Prestazioni chiave
Caratteristiche tecniche
Motore
- Cilindrata
- 916 cc
- Potenza
- 101.0 ch @ 8750 tr/min (73.0 kW)
- Coppia
- 92.0 Nm @ 7000 tr/min
- Tipo motore
- V2, four-stroke
- Raffreddamento
- liquide
- Rapporto di compressione
- 11.1:1
- Alesaggio × corsa
- 94.0 x 68.0 mm (3.7 x 2.7 inches)
- Valvole/cilindro
- 4
- Alberi a camme
- 2 ACT
- Alimentazione
- Injection
Telaio
- Telaio
- treillis en tube d'acier
- Cambio
- 6-speed
- Trasmissione finale
- Chain (final drive)
- Sospensione anteriore
- Fourche téléhydraulique inversée Ø 43 mm, déb : 130 mm
- Sospensione posteriore
- Mono-amortisseur, déb : 148 mm
- Escursione anteriore
- 120 mm (4.7 inches)
- Escursione posteriore
- 144 mm (5.7 inches)
Freni
- Freno anteriore
- Dual disc
- Freno posteriore
- Single disc
- Pneumatico anteriore
- 120/70-ZR17
- Pneumatico posteriore
- 180/55-ZR17
Dimensioni
- Altezza sella
- 803.00 mm
- Interasse
- 1440.00 mm
- Serbatoio
- 16.50 L
- Peso
- 207.00 kg
- Peso a secco
- 193.00 kg
- Prezzo nuovo
- 11 750 €
Presentazione
Ti ricordi di quell'epoca in cui i naked erano ancora delle belve selvagge, prima che l'elettronica venisse a smussare tutto?
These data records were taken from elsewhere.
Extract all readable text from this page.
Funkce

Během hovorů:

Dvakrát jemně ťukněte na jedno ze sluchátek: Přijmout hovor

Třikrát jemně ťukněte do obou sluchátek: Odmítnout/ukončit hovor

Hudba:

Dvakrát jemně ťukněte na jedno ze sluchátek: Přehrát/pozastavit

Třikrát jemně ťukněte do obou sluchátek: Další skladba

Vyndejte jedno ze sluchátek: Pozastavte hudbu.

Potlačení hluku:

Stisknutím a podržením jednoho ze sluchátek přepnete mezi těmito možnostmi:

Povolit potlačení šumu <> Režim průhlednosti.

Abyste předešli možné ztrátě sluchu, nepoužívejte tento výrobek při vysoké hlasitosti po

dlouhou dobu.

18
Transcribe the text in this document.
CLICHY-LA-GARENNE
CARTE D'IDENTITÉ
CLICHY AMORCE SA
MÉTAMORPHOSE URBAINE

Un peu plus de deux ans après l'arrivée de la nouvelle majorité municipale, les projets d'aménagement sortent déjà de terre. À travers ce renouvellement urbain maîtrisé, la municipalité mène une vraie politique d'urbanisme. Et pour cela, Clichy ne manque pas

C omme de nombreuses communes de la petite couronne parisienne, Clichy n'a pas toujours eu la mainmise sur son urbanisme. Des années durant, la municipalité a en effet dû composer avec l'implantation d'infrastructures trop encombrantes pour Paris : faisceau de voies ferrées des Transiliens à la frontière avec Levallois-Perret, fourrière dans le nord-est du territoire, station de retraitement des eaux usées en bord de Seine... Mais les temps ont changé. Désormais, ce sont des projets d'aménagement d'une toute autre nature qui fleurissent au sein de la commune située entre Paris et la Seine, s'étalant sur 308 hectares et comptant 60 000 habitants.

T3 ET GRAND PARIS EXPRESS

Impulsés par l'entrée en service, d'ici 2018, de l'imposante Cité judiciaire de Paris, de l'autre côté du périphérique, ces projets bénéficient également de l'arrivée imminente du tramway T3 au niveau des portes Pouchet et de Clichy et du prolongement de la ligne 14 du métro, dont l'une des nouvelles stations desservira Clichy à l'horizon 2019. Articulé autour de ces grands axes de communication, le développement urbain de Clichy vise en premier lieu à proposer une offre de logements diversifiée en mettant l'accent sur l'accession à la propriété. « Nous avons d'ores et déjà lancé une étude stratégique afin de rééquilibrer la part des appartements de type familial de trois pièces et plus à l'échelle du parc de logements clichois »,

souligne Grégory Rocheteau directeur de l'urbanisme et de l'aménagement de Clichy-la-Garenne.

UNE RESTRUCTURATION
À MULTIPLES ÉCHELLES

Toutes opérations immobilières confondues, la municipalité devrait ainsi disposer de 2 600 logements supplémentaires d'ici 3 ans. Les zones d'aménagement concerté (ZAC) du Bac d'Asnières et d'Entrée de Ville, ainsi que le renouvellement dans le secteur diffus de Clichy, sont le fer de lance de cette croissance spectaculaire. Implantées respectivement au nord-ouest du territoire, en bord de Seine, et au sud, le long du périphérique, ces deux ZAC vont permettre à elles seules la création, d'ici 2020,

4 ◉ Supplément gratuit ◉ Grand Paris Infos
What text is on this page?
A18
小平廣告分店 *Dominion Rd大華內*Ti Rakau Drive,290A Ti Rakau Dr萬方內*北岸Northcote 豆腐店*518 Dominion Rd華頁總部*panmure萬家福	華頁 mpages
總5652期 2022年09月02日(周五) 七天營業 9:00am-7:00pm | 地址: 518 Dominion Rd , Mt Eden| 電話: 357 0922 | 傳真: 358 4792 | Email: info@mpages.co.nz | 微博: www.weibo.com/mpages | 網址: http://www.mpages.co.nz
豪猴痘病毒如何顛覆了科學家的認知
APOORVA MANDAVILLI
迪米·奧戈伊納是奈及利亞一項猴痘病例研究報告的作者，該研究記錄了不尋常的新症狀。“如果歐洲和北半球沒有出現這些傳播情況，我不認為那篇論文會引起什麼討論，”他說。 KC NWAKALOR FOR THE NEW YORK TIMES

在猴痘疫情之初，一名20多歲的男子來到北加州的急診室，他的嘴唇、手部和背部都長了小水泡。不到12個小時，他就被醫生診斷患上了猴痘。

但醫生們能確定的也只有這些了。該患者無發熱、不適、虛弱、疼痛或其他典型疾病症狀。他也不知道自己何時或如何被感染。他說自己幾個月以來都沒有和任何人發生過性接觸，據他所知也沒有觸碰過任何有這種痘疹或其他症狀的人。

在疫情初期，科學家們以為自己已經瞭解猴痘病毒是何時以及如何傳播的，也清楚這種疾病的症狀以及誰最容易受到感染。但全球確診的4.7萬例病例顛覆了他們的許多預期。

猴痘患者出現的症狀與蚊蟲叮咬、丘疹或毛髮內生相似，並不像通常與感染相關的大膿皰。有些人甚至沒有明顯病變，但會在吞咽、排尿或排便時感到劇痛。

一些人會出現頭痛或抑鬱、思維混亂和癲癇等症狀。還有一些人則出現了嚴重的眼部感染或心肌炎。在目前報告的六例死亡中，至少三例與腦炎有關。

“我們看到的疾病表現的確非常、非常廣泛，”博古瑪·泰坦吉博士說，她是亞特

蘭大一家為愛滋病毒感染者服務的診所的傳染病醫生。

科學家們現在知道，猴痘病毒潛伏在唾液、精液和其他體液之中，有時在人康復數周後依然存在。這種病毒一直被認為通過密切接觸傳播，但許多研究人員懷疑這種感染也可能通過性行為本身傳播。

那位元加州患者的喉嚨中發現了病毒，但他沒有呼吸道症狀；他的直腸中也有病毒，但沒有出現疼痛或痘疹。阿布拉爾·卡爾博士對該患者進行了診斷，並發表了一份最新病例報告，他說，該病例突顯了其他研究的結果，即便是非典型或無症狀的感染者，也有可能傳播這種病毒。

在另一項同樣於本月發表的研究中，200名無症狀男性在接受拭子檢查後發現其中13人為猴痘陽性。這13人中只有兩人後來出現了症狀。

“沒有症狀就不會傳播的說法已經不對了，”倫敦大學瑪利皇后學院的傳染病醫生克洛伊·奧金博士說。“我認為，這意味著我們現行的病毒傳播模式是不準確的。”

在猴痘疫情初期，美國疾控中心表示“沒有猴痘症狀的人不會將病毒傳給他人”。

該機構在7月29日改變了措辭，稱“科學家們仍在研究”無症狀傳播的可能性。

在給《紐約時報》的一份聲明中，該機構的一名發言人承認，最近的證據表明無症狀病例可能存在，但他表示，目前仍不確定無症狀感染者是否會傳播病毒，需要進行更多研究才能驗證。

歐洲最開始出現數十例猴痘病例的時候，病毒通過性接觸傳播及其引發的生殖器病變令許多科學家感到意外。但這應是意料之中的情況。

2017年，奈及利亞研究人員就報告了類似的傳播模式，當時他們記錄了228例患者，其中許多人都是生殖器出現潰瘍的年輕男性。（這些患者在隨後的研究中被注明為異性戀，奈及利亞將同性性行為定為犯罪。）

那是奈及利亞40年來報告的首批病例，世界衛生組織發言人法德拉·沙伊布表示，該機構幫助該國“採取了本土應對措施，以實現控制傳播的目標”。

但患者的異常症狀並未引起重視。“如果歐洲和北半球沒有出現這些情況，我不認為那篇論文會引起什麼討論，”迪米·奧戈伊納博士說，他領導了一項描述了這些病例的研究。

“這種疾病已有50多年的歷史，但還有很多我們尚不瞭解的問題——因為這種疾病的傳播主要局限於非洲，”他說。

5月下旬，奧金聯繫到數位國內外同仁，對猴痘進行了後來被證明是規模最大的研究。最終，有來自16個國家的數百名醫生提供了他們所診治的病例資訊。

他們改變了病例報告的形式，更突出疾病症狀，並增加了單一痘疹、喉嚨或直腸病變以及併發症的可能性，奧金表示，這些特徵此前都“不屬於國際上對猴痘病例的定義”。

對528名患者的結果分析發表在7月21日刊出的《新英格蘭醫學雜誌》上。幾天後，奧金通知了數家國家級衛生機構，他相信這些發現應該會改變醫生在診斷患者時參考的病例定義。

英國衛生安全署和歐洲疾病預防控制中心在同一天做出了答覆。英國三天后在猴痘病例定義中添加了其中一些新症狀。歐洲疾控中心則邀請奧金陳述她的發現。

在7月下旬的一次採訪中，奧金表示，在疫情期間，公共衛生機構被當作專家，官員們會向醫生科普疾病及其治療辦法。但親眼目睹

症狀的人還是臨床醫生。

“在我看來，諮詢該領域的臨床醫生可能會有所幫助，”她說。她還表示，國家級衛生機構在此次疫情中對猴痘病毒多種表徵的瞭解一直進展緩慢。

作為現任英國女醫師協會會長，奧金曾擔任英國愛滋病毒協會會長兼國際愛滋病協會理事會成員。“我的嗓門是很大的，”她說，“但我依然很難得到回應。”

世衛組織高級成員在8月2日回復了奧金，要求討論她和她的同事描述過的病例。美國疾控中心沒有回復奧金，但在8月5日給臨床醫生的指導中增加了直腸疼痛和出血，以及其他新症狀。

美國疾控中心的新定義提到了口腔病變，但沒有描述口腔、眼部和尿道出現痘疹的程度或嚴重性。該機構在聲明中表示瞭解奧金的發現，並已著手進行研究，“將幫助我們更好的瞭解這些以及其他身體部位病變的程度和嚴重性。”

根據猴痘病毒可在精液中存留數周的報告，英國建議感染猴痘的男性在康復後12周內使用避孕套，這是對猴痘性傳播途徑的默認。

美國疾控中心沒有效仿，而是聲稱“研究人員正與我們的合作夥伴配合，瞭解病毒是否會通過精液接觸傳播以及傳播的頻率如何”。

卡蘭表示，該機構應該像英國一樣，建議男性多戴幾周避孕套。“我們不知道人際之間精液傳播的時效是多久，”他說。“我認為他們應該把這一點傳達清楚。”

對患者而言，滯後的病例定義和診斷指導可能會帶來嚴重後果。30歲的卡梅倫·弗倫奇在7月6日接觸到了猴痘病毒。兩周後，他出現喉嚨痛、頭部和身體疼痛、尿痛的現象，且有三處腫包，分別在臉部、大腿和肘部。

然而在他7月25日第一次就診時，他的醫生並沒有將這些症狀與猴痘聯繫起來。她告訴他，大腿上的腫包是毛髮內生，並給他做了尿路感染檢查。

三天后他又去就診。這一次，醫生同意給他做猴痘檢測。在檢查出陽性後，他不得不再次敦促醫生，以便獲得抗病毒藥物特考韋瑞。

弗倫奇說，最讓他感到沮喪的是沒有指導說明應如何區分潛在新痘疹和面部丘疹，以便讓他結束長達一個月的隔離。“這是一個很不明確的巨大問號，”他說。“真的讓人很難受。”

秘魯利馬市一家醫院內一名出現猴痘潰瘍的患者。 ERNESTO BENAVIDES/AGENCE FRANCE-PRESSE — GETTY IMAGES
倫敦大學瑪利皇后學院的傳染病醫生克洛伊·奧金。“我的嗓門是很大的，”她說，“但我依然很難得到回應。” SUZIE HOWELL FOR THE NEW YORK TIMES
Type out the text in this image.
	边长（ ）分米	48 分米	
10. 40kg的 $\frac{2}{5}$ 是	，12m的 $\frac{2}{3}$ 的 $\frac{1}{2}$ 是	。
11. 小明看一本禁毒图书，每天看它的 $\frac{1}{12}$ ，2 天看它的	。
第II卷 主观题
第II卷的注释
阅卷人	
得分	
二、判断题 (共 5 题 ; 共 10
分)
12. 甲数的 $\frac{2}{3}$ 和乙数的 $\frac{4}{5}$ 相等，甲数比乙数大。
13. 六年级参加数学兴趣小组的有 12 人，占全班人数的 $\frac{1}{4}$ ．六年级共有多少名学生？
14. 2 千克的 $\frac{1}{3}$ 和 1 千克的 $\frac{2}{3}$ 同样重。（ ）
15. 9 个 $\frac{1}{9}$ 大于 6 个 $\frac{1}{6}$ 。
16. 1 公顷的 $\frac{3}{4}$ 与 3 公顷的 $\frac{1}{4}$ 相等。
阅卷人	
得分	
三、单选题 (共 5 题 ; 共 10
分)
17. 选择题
Nel 2001, Ducati ha fatto un gesto radicale: innestare il cuore pulsante della 916, questo leggendario V2 da 916 cm3, nel telaio spoglio della Monster. Il risultato, la Monster S4, non è una moto, è una dichiarazione di guerra alla compromissione. Con i suoi 101 cavalli ruggenti a 8750 giri/min e la sua coppia corposa di 92 Nm, spazzava via con un semplice colpo al polso la gentile Monster 900 dell'epoca. Ci si trovava in un altro registro, decisamente più vicino alla sportiva pura.

Visivamente, il messaggio è chiaro. Il grosso motore, con le sue quattro valvole per cilindro, sembra voler estrarre dal telaio a traliccio, ereditato dalla ST4 per maggiore rigidità. I cerchi rossi, presi in prestito dalla 916, e le finiture in carbonio completano il suo aspetto da bombarda pronta ad esplodere. Ma attenzione, questa italiana non si svela facilmente. Dimenticate la morbidezza di una giapponese: sotto i 3000 giri/min, il motore tossicchia, prima di erogare un'onda di coppia sismica tra i 3000 e i 6000 giri. Ogni rotazione del polso diventa un evento. La frizione è pesante, la sella dura, e le sospensioni tarate per la pista vi trasmettono ogni asperità dell'asfalto con una franchezza brutale. Non è una moto per le schiene fragili o le mani delicate.
Su strada, la S4 richiede grinta e impegno. La sua guida non è istintiva; con i suoi 207 kg in ordine di marcia e un angolo di sterzo più aperto, richiede sforzo per cambiare direzione, molto più della sua sorellina. Ma una volta messa sulla sua linea, che si affronta una curva con convinzione, si rivela di una precisione chirurgica. La frenata, firmata Brembo con i suoi due dischi da 320 mm, è di una potenza e di una mordenza assolutamente esemplari, capace di calmare questa ardore in un istante. È una moto che ricompensa l'audacia e punisce la mollezza. Non perdona, ma dà tutto.
Allora, per chi è questa seducente canaglia? Decisamente non per un principiante, né per il turista in cerca di comfort. La Monster S4 si rivolge al puro e duro appassionato, a chi cerca in una naked le sensazioni grezze di una sportiva degli anni 2000, con quel suono di V2 che ti toglie il fiato e questa rigore di guida senza filtri. All'epoca, a quasi 12.000 euro, derideva dei naked più compiacenti. Oggi, è un'icona, un brutale promemoria che prima di essere intelligenti, le moto dovevano soprattutto essere carismatiche ed esigenti. Un semplice giro di chiave, e si capisce perché.